Sin embargo, conocidos los antecedentes “cleptómanos” de Picasso y su troupe, tal vez convenga hacer otra lectura más atrevida. La vida nocturna de la bohemia parisina se prestaba a todo tipo de placeres y atrevimientos, tal vez al calor de los efluvios etílicos de la absenta, el haschis  o incluso,  las locuras del opio, sustancias a las que les pegaban en mayor o menor medida casi toda la pléyade de artistas que pululaban por los cafés y cabarets de París. En este contexto bien pudiera suceder que Picasso y Apollinaire se “calentaran”una de esas noches "locas"  para robar aquellas estatuillas íberas.

Picasso en aquellos años  rodeado de piezas y tallas africanas

 Bien es sabida la pasión que Picasso (y otros muchos artistas como Matisse o Jean Cocteau) tenía por el arte primitivo a raíz de que en 1907 descubriera las máscaras africanas en el Museo del Hombre de París, que como está igualmente documentado en los muchos bocetos y dibujos preparatorios de Picasso, condujo a la realización de una de las obras fundamentales del arte moderno: Las señoritas de Aviñon. Según cuenta Max Jacob, durante un encuentro en la casa de Gertrude Stein en París, en la que  coincidieron Picasso y Matisse, éste último le enseñó una estatuilla africana que había comprado en una de las tiendas de antigüedades y objetos exóticos, que entonces estaban de moda entre determinados círculos de la capital, y en especial de los artistas.  Tal como lo cuenta Jacob, Picasso tomó la estatua y la sostuvo entre sus manos durante gran parte de la noche. Cuando a la mañana siguiente el poeta visitó el estudio de Picasso, encontró esparcidos por el suelo, un gran número de hojas de papel. En cada una de ellas, el malagueño había repetido obsesivamente el mismo boceto: una mujer con un solo ojo, una nariz demasiado larga que convergía con la boca, y parte del pelo cayendo sobre los hombros. El cubismo nació ese día, diría Jacob más tarde.

 Muestra "Picasso y la escultura africana" (2010) Tenerife  Espacio de las Artes (TEA) 


 Una escena de una anterior película sobre Picasso (interpretada, creo recordar, por el gran "devorador"  Anthony Hopkins) reflejaba a Picasso y sus amigos de borrachera, recorriendo en un coche y alborotadamente la campiña de París rodeados de máscaras africanas como acompañantes.
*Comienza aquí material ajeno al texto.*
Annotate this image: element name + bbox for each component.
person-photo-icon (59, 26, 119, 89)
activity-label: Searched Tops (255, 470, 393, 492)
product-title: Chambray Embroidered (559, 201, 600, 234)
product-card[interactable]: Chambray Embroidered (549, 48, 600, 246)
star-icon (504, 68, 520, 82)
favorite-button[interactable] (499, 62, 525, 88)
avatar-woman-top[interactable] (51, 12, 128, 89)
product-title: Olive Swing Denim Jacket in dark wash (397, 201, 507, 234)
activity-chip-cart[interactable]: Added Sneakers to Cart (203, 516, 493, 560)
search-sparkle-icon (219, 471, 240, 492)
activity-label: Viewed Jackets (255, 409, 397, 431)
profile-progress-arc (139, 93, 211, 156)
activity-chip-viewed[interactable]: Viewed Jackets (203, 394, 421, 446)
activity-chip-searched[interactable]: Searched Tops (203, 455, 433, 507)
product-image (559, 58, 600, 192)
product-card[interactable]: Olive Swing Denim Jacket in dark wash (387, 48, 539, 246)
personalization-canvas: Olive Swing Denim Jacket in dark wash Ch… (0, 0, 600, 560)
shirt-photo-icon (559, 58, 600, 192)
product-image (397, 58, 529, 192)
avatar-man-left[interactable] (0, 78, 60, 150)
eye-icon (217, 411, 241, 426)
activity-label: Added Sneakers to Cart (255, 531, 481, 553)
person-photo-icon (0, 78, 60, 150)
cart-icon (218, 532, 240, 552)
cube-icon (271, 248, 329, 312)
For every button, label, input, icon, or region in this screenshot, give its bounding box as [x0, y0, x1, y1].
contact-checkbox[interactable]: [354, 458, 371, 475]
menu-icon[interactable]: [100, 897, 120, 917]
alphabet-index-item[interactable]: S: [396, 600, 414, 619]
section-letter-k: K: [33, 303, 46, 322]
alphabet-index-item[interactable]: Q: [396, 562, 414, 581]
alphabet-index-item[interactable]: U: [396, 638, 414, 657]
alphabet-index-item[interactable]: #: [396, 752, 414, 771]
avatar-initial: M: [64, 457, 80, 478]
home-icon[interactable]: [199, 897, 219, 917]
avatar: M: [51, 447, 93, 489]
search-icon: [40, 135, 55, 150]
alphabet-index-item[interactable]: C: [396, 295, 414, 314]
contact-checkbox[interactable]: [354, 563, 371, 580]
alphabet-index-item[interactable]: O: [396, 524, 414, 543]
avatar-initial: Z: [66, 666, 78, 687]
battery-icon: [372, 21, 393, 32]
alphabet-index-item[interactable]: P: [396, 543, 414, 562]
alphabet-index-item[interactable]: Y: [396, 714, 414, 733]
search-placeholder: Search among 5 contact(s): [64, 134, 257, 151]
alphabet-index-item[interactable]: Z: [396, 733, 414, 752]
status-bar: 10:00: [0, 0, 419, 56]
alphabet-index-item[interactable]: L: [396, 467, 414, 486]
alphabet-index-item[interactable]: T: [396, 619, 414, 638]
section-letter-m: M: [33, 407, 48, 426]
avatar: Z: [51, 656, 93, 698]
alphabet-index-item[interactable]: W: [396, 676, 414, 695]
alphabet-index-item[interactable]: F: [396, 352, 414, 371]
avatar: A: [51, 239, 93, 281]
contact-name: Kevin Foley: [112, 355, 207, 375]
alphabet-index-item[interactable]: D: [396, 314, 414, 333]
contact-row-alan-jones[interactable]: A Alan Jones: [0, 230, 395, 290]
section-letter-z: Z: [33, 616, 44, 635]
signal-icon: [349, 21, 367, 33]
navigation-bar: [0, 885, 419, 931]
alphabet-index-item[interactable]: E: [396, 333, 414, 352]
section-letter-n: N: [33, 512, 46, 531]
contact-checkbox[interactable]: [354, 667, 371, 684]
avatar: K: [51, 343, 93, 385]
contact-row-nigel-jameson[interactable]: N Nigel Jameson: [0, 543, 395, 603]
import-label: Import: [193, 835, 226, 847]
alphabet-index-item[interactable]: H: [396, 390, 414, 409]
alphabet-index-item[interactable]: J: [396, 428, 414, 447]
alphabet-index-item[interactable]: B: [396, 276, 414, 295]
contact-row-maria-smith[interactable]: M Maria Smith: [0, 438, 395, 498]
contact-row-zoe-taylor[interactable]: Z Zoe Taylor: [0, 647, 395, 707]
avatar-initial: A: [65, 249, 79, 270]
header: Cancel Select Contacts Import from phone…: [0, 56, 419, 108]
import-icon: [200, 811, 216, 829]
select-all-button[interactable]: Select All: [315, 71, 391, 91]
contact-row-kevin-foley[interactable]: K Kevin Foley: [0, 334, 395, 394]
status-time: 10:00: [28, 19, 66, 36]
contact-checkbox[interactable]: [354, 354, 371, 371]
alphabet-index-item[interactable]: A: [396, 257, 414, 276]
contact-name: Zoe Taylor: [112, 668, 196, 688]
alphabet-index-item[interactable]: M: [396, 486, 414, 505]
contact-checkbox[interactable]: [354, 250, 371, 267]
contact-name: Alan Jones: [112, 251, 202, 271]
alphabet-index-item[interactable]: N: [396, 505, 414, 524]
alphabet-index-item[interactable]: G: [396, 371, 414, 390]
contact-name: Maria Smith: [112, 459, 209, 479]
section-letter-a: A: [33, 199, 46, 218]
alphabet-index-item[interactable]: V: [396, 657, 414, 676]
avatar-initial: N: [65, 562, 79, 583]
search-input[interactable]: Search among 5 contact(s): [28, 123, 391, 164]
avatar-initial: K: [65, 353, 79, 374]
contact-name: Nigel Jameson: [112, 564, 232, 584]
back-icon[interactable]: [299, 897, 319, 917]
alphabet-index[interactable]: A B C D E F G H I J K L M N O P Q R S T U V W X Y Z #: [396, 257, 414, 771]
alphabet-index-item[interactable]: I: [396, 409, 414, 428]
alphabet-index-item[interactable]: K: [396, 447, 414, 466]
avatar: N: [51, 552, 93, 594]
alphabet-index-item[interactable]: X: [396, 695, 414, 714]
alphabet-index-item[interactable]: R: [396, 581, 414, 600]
Imagino que dicha escena estuviera documentada en alguna de las muchas biografías de Picasso. Esto dice mucho de la locura artística en aquellos años.

Apollinaire en el  Bateau Lavoir junto a una talla africana

Volviendo al tema del robo, bien pudiera entenderse este acto de “sabotaje” al sustraer las estatuillas del mismísimo Louvre -símbolo de la tradición y la arrogancia oficial  - como el primer “performance” de la historia del arte, una forma de llamar la atención y una declaración de intenciones de un grupo de artistas sabedor de que estaba sentando las bases del arte moderno.
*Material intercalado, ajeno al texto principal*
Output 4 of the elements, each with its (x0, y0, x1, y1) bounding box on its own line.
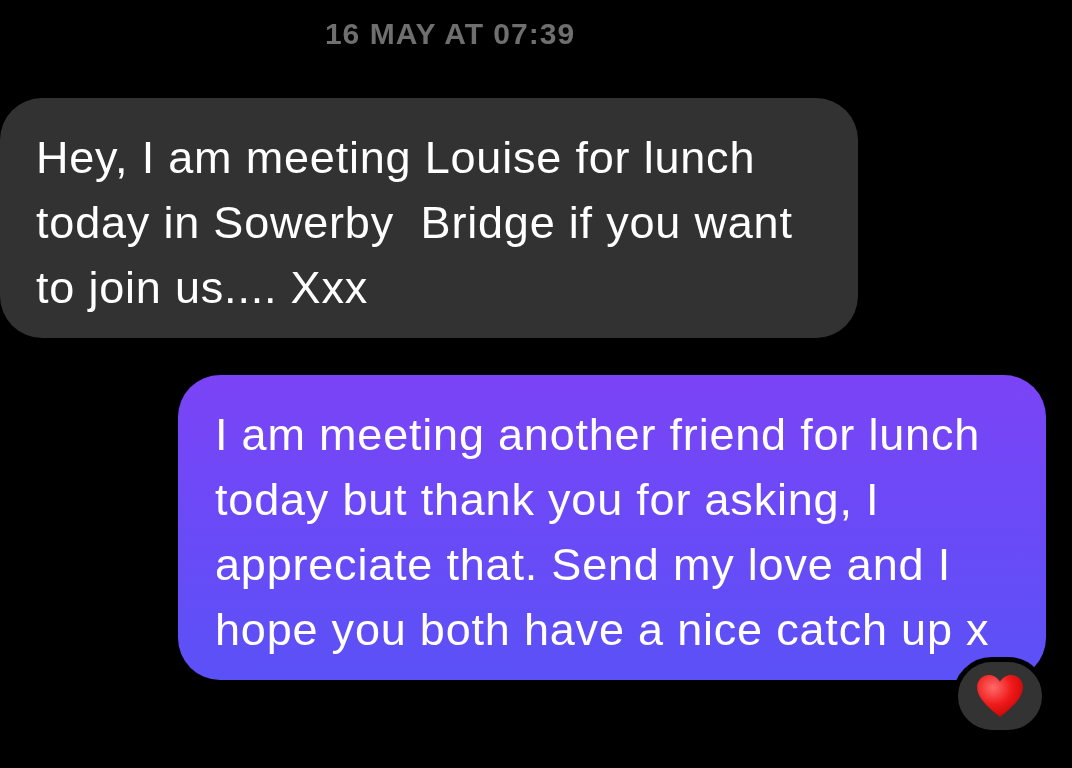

Sin embargo, no todo en Picasso son luces. Aparte de su conflictiva, posesiva y nada clara relación con varías de sus mujeres y amantes, Picasso -amparado en su ascendiente fama- no era del todo honesto, especialmente en lo relativo al dinero y sus competidores artísticos. Se decía que nunca pagaba en metálico, que lo hacía en cheques porque sabía que nadie los cobraría ya que todo el mundo prefería guardar como “trofeo” su firma como “autógrafo” . Se decía que a través de intermediarios compraba las peores obras de Matisse y otros artistas emergentes, para luego mezclarlas con las suyas y esperar a que se mofaran de ellas sus amigos al enseñárselas como propias, para luego decirles de quien eran realmente. Genio y figura el malagueño.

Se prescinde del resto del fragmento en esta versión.